Can finite element analysis modeling replace physical testing? No, but it does give fast results and it can reduce the R&D cycle for customers and cut the number of physical tests. R&D engineers use FEA to see if designs meet specs. Other customers use FEA in the early stages of design to get a prototype to the floor. We work hand-in-hand, but at different stages of the design process.
Where will the next breakthroughs in testing be? I think they will come in the nanotech world and the biotech world. In the nano world, we are looking at indentation methods of testing. There will be physical testing of very thin paint coatings and parts the size of integrated circuits. It's hard to grab and hold such devices. Testing in the nano world requires a lot of new theories. At this stage of material testing, you're very close to the atomic level, where results are not as theoretically sound. We are working on sensors that will allow for more accurate physical testing results.
With biotech, there will be physical testing on how bones heal and how prostheses hold under load. Testing here is multi-axial; it's not just a matter of pulling in one direction.
How big of an issue is time to market in manufacturing? It's major. It's hard to determine schedules and to predict when you'll get a new product to market. Halfway through a project you often get surprises that delay you.
What's one of the things that delays time to market in the design of testing equipment such as yours? Predicting software schedules. I don't know of many industries (including software industries) that can predict their software-development projects with confidence. Users' expectations for software have risen considerably. But when you're developing it, problems crop up that you would never think of. We have to know our customers and how they'll use the testing equipment.

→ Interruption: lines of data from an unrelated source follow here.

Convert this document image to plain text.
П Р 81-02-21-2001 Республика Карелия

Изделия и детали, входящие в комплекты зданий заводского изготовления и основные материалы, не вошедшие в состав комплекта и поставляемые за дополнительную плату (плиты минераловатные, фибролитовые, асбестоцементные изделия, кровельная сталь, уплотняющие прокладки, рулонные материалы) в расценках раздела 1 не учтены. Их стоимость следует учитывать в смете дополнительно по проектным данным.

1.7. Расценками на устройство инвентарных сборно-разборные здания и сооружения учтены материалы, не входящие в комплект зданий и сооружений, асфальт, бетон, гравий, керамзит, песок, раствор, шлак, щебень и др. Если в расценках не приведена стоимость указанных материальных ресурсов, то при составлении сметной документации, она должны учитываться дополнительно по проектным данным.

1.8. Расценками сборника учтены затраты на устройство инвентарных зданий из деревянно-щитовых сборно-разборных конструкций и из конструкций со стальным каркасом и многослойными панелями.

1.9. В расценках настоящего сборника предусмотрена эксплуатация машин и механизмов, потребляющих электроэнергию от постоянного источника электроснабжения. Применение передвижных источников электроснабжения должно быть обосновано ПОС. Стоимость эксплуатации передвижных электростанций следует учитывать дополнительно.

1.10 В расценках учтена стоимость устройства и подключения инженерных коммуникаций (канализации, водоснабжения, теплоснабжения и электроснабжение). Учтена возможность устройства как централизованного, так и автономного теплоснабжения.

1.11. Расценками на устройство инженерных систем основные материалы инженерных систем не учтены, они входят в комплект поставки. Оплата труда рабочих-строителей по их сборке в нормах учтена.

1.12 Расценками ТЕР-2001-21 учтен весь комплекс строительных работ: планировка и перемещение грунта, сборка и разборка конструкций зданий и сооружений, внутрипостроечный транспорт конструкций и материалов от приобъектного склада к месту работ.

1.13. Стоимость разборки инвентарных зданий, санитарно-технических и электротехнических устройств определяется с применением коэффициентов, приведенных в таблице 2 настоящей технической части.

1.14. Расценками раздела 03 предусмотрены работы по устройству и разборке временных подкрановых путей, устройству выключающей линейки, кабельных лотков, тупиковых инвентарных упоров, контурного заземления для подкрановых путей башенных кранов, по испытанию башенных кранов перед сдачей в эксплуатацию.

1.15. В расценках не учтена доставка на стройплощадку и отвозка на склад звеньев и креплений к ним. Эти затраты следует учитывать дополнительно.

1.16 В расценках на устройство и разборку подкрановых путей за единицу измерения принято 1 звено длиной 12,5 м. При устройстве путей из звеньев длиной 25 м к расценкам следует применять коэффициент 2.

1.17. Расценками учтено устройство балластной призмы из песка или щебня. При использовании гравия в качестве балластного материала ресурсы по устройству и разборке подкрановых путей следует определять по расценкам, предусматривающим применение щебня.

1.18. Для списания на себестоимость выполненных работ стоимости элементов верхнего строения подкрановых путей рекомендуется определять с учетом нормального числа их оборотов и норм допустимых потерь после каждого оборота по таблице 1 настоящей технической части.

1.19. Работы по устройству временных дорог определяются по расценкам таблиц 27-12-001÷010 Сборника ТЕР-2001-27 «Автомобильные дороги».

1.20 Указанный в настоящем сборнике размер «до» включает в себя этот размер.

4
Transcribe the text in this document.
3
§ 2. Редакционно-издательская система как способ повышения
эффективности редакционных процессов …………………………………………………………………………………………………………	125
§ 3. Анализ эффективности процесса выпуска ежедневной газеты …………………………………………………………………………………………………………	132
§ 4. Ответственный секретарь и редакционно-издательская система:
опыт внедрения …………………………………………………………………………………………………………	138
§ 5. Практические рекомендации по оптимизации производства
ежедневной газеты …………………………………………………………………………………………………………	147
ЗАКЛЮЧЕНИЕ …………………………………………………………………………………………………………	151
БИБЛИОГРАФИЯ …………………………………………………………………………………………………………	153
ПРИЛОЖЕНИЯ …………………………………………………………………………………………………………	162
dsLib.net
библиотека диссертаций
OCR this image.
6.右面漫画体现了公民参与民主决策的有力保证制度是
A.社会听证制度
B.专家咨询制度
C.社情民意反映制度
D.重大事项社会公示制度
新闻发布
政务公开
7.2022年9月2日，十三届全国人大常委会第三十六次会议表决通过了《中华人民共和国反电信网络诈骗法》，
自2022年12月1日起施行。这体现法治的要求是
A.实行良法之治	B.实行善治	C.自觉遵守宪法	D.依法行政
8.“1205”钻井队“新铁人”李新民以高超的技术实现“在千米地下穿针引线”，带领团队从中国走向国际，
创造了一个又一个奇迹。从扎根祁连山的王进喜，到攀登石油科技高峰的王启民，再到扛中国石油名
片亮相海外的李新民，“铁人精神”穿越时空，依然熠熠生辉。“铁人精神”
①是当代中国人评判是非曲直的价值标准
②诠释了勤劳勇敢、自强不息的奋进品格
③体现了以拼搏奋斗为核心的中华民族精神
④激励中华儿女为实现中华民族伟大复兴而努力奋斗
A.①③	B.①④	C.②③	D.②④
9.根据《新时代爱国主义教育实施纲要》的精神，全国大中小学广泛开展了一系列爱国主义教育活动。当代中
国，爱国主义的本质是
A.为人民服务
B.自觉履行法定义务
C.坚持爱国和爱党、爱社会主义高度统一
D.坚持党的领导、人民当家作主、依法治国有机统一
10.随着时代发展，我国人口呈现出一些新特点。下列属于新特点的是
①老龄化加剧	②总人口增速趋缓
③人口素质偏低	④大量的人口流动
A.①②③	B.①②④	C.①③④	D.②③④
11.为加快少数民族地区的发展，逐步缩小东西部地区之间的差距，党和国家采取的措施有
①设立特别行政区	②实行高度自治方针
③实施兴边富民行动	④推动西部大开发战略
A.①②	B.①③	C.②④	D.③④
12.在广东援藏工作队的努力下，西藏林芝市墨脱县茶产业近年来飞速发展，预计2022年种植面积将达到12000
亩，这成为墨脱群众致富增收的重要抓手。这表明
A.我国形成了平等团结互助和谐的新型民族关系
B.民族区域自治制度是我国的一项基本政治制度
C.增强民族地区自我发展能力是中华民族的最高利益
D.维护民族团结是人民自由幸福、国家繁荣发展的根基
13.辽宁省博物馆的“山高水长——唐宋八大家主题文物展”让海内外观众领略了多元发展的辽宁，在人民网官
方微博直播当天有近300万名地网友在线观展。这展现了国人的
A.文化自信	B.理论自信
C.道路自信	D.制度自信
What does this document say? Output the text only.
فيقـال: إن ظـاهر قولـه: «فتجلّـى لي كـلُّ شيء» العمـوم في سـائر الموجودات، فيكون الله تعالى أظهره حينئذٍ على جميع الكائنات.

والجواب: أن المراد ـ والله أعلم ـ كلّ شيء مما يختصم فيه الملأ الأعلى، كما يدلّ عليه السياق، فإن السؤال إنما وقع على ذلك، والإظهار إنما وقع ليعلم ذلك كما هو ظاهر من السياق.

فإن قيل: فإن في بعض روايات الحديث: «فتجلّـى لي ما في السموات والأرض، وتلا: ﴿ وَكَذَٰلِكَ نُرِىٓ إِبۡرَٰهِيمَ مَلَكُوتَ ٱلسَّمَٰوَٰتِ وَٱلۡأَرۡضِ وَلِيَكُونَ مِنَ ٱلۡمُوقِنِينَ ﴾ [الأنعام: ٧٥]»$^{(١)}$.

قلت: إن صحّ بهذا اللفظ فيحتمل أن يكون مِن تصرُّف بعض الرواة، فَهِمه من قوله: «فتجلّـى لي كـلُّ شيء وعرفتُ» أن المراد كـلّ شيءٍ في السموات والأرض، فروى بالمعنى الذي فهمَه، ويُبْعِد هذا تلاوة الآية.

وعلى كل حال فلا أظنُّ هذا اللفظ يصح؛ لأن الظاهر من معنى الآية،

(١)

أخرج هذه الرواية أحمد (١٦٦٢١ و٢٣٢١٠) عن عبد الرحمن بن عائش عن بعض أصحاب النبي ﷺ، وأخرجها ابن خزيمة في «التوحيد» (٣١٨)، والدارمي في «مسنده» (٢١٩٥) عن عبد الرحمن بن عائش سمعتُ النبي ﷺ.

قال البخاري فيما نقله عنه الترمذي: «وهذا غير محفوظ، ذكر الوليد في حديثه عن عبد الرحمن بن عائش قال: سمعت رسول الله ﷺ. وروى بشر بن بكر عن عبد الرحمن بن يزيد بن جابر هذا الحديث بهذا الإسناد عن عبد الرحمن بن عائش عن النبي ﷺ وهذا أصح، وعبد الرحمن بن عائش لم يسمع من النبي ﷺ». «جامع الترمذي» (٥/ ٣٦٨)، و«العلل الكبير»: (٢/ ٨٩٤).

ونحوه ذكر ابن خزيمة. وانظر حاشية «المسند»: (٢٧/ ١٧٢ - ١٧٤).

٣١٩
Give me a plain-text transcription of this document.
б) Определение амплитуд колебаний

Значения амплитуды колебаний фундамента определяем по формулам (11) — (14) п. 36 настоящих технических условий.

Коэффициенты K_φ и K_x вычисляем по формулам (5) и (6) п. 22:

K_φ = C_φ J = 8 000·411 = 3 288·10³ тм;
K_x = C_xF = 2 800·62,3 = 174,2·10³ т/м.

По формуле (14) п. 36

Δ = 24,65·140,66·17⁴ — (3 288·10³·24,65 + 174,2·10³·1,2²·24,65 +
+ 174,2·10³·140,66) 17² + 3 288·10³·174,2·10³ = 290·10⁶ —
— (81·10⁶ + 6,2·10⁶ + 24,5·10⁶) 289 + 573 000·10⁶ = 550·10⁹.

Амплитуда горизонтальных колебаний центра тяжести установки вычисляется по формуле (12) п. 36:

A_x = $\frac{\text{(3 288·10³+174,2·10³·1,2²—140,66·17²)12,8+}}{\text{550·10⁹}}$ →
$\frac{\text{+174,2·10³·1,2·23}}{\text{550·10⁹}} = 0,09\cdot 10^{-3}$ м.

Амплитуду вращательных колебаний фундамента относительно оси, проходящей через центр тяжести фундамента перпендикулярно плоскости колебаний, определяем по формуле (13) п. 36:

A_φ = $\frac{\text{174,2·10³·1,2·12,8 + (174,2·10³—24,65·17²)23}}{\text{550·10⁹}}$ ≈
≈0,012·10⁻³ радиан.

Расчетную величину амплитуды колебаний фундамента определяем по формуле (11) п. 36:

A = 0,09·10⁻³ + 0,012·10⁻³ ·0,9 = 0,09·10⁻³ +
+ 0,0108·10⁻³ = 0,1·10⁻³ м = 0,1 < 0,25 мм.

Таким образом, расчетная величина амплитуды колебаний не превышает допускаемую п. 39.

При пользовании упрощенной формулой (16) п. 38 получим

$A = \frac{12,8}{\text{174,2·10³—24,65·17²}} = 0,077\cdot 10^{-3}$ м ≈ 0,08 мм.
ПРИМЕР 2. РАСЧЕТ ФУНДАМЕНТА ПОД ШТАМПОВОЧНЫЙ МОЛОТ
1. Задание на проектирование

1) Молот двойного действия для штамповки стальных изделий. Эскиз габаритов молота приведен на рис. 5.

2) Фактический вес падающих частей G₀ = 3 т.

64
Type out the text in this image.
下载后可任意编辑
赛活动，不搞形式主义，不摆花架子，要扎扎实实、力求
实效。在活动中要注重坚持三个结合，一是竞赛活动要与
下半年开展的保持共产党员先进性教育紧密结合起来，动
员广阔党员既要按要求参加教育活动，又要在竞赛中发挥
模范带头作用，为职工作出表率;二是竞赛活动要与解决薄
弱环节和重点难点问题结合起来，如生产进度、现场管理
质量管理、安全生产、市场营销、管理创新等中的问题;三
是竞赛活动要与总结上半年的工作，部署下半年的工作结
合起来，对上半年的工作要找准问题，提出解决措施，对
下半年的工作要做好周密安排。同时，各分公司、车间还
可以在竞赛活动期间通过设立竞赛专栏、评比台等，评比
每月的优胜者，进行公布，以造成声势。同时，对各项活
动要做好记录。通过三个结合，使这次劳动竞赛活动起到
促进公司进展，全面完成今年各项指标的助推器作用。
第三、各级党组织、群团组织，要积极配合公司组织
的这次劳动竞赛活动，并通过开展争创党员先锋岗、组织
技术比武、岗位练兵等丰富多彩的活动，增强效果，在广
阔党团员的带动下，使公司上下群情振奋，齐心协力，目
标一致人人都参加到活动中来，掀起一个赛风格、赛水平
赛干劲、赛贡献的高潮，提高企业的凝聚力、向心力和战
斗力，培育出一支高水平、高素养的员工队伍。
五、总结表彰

Most of your testing machines are in labs. Is there a place for hand-held testers? Yes, in fact hand-held testers are being discovered as a means to reduce waste and improve quality in several areas: spot-checking products at the end of the production line without waiting for lab tests, testing agricultural and food products outdoors, and other applications where portability, mobility, and immediate test results are paramount. To give some examples, in the automotive industry, they are using hand-held testers to check weather stripping for material properties. It's the beginning of a move to in-line testing outside the lab. Other companies are looking at portable testers for near-line or end-of-line QA testing, and to upgrade the capabilities from those offered by force gages and simple test standards.